Today, April 29, 2025, marks Donald Trump’s 100th day in office.
Since he took the oath of office, the 47th US President has moved at frantic speed to show Americans and the world that he is pursuing his campaign promises.
His blizzard of executive actions has reached into every corner of American life and the world at large.
His critics fear he is doing irreparable harm to the country and overstepping his powers – crippling important government functions and perhaps permanently reshaping the global scene.
Amnesty International has warned that the first 100 days of Trump’s presidency have “supercharged” a global rollback of human rights, pushing the world towards an authoritarian era defined by impunity and unchecked corporate power.
In its annual report on the state of human rights in 150 countries, the organisation said that the immediate ramifications of Trump’s second term had been the undermining of decades of progress and the emboldening of authoritarian leaders.
Describing a “freefall” in human rights, the report said growing inaction over the climate crisis, violent crackdowns on dissent and a mounting backlash against the rights of migrants, refugees, amongst others could be traced to the so-called “Trump effect.”
According to the organization, this “Trump effect” has compounded the damage done by other world leaders throughout 2024, eating away at decades of painstaking work to build up and advance universal human rights for all and accelerating humanity’s plunge into a brutal new era characterized by intermingling authoritarian practices and corporate greed.
Amnesty International also warned that the situation would deteriorate further this year as Trump continued to dismantle the rules-based world order that Washington helped to build from the devastation of the second world war.
Sacha Deshmukh, Amnesty International UK’s Chief Executive, described the US President’s swift and deliberate targeting of international institutions designed to make the world safer and fairer as “terrifying.”
“You look forward to the end of this decade and wonder whether the basic frameworks and underpinnings of not just human rights but international law will still be standing. You probably haven’t been able to say that since 1935.”
Sacha Deshmukh
Trump’s sweeping foreign aid cuts had made conditions worse across the world, Amnesty said, closing crucial programmes in states such as Yemen and Syria, leaving children and survivors of conflict without access to food, shelter or healthcare.
Agnès Callamard, Amnesty International’s Secretary General, said that hundred days into his second term, Trump has shown “only utter contempt for universal human rights.”
“His government has swiftly and deliberately targeted vital US and international institutions and initiatives that were designed to make ours a safer and fairer world.
“His all-out assault on the very concepts of multilateralism, asylum, racial and gender justice, global health and life-saving climate action is exacerbating the significant damage those principles and institutions have already sustained and is further emboldening other anti-rights leaders and movements to join his onslaught.”
Agnès Callamard
Additionally, the organization warned that Trump’s exit from the crucial Paris climate agreement threatened “to drag others with him.”
Trump’s Approval At 100 Days Low
Meanwhile, a new poll conducted by SSRS finds that Americans’ views of what Trump has done so far have turned deeply negative.

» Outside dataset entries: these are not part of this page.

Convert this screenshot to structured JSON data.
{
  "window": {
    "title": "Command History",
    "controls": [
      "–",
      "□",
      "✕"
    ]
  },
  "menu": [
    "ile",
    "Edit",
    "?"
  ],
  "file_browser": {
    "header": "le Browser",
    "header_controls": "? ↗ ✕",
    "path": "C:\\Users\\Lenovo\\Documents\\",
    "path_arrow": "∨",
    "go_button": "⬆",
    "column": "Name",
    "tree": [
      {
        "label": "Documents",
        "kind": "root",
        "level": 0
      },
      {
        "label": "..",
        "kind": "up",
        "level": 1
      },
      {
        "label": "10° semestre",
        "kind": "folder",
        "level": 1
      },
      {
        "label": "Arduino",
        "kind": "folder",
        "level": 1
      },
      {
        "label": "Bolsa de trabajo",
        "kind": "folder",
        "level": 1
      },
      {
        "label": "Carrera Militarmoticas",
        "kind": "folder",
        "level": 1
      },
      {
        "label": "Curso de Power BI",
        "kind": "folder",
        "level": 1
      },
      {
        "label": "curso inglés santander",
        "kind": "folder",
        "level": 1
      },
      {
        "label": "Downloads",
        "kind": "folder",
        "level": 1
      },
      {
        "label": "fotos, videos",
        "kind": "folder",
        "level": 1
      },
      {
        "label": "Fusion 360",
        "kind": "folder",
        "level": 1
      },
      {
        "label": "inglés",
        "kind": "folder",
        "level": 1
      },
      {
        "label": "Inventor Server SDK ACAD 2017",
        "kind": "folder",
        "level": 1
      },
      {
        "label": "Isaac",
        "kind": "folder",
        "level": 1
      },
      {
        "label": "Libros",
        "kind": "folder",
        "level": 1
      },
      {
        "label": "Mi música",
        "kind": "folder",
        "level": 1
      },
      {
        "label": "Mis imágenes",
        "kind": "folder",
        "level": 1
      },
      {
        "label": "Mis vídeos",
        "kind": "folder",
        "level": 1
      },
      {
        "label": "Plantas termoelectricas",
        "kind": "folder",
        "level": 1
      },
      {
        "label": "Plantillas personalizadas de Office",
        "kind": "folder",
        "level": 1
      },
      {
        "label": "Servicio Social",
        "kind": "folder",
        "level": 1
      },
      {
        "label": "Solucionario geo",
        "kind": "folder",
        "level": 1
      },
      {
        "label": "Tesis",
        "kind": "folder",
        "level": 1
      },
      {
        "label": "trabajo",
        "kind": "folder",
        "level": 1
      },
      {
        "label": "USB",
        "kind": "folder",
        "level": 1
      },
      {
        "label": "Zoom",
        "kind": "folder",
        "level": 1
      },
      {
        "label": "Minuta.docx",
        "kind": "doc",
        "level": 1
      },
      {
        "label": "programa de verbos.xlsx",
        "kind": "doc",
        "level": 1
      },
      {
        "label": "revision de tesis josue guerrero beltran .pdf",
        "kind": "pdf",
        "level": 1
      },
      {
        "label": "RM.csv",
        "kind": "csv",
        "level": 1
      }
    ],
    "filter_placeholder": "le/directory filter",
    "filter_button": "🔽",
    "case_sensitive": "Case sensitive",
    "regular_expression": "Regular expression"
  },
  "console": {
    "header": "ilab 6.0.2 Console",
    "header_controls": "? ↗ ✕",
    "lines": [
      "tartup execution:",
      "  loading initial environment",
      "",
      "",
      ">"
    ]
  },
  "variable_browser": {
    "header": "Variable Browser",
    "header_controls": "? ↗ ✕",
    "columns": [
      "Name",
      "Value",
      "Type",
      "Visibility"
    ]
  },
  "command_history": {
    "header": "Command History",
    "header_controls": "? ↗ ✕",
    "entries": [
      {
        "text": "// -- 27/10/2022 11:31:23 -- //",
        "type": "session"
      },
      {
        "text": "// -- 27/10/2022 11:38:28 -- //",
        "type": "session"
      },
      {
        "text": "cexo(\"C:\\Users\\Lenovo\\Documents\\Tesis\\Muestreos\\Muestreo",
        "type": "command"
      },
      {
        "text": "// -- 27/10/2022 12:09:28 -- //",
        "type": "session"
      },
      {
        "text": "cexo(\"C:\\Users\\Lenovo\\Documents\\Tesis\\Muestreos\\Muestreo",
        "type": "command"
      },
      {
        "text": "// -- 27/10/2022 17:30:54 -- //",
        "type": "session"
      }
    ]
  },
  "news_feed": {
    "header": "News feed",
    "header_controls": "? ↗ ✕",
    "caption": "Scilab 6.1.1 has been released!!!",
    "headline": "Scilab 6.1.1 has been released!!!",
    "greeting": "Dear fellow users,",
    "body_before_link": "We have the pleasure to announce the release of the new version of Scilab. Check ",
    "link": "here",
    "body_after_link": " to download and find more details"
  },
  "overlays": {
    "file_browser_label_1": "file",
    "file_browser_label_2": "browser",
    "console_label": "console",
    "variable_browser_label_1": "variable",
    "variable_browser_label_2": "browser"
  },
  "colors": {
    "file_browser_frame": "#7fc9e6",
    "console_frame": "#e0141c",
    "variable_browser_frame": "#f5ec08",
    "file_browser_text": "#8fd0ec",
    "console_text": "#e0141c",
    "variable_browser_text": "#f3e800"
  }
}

Trump’s 41% approval rating is the lowest for any newly elected President at 100 days dating back at least to Dwight Eisenhower – including Trump’s own first term.
Approval of Trump’s handling of the presidency is down 4 points since March, and 7 points lower than it was in late February. Just 22% say they strongly approve of Trump’s handling of the job, a new low, and about twice as many say they strongly disapprove (45%).
Since March, Trump has seen notable drops in approval from women and Hispanic Americans (down 7 points in each group to 36% among women and 28% among Hispanics).
Partisan views of Trump remain broadly polarized, with 86% of Republicans approving and 93% of Democrats disapproving.
However, among political independents, the president’s approval rating has dipped to 31%, matching his first-term low point with that group and about the same as his standing with them in January 2021.
The poll finds the President sinking across nearly all major issues he’s sought to address during his time in office, with the public’s confidence in his ability to handle those issues also on the decline.
Trump’s approval ratings on economic issues have also dropped notably since early March as the rollout of his tariff plan led to volatility in the stock market and worries about rising prices.